Digital x-ray of enterolith with foreign body (horse shoe nail) inside

Digital x-ray of enterolith with foreign body (horse shoe nail) inside (Photo: Peterson and Smith Vet Notes, Feb 2013)

Enteroliths are one of the many causes of colic in the horse. The word comes from “entero” which means intestine or gut, and “lith” which means stone. They are actually concrete-like balls that form in the intestinal tract and eventually often cause obstruction of the gastrointestinal tract and have to be surgically removed.

The intestinal tract has rules about how big a particle can be to progress for- ward from the mouth to the rectum. The mouth is in charge of chewing things up into small enough pieces that they can be swallowed and then the stomach and intestine churn and add enzymes and chemicals to further break down food material into a thick liquid that the body can absorb nutrients from through the intestinal wall.

When the body encounters something such as a pebble, wire, nail, haystring, or nut, etc. that it cannot break down into a liquid, it regards the object as a threat. Its only available response to the threat to the body is to try and create a barrier between the object and the body. It does this by secreting a thin layer of a concrete like substance, which has minerals in it, around the object.

This is similar to how an oyster creates a pearl from a grain of sand. Over the course of months to years, more layers are secreted, creating enteroliths that can weigh up to 20 pounds. The enterolith does not move along the intestinal tract because it is too big, but at some time it gets big enough to block the area of the intestine that it is occupying or the propulsive movement of the intestine pushes it into a space that is too small for it.
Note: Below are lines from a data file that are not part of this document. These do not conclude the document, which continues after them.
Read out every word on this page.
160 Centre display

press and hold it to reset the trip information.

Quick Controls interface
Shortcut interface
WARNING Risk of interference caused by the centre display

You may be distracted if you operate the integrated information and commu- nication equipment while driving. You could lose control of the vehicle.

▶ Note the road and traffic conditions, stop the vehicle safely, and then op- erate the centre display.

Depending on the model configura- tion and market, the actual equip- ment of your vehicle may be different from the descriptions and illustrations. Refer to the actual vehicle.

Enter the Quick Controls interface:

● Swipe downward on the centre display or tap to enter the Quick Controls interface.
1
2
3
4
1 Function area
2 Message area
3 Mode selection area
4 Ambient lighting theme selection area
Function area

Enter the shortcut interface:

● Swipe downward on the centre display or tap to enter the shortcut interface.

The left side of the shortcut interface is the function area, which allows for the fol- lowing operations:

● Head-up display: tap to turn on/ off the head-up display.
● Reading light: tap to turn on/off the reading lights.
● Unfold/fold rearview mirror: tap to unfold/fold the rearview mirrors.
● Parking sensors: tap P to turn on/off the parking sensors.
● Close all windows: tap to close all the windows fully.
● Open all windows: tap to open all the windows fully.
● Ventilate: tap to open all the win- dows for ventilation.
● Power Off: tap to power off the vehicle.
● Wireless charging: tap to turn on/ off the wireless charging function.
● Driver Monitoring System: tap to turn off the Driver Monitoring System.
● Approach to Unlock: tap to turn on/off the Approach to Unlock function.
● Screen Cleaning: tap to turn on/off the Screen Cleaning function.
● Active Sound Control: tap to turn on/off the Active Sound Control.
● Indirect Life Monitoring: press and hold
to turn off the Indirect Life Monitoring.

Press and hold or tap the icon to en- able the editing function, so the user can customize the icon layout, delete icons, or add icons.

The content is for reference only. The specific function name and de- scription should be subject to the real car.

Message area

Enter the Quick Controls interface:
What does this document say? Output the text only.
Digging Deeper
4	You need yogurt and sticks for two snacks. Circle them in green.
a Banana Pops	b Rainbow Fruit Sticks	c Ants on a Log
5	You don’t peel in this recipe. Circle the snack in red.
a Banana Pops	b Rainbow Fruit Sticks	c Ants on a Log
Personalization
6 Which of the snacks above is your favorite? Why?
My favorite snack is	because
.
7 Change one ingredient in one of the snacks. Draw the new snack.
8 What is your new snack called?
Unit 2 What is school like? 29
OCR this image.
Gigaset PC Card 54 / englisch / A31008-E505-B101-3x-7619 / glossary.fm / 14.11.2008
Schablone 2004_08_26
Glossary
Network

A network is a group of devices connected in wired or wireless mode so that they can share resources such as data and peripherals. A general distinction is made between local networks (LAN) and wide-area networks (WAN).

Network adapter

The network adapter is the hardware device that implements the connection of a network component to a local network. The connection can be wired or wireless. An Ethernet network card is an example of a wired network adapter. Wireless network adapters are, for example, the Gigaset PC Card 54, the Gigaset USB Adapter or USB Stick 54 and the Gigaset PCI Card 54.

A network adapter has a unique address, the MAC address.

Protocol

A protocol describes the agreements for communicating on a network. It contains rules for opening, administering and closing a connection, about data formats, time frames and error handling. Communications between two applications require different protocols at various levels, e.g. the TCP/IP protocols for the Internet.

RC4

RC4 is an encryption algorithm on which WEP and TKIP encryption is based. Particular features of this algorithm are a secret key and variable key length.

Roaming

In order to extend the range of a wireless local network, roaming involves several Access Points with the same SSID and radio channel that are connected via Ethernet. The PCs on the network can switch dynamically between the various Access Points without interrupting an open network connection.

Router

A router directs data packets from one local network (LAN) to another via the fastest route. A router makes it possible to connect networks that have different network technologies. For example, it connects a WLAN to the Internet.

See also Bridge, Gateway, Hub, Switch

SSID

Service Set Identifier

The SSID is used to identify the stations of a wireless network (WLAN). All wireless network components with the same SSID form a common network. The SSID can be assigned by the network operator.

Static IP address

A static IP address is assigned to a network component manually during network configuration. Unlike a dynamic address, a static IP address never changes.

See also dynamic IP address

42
In either case when this happens, the horse has an obstruction to its intestinal tract and it usually has to be surgically corrected.

Enteroliths—one of which contains the horse shoe nail

Enteroliths—one of which contains the horse shoe nail (Photo: Peterson and Smith Vet Notes, Feb 2013)

Fortunately, with advanced technology, we can take x-rays of a horse’s abdomen and often find the enteroliths. This re- quires a machine that is only available in a few hospitals and universities. We have used our machine to help diagnose enteroliths and severe sand accululation, since both are mineral densities. It has been tremendously helpful in the diagnosis and treatment of some colic cases.

There still are some mysteries about enteroliths. Some horses form them without having ingested a foreign object. By far they are most commonly found in horses from California, followed by horses from Texas and Florida. Research has been performed to attempt to make an association with water, soil, or feed type, but we have no definitive cause.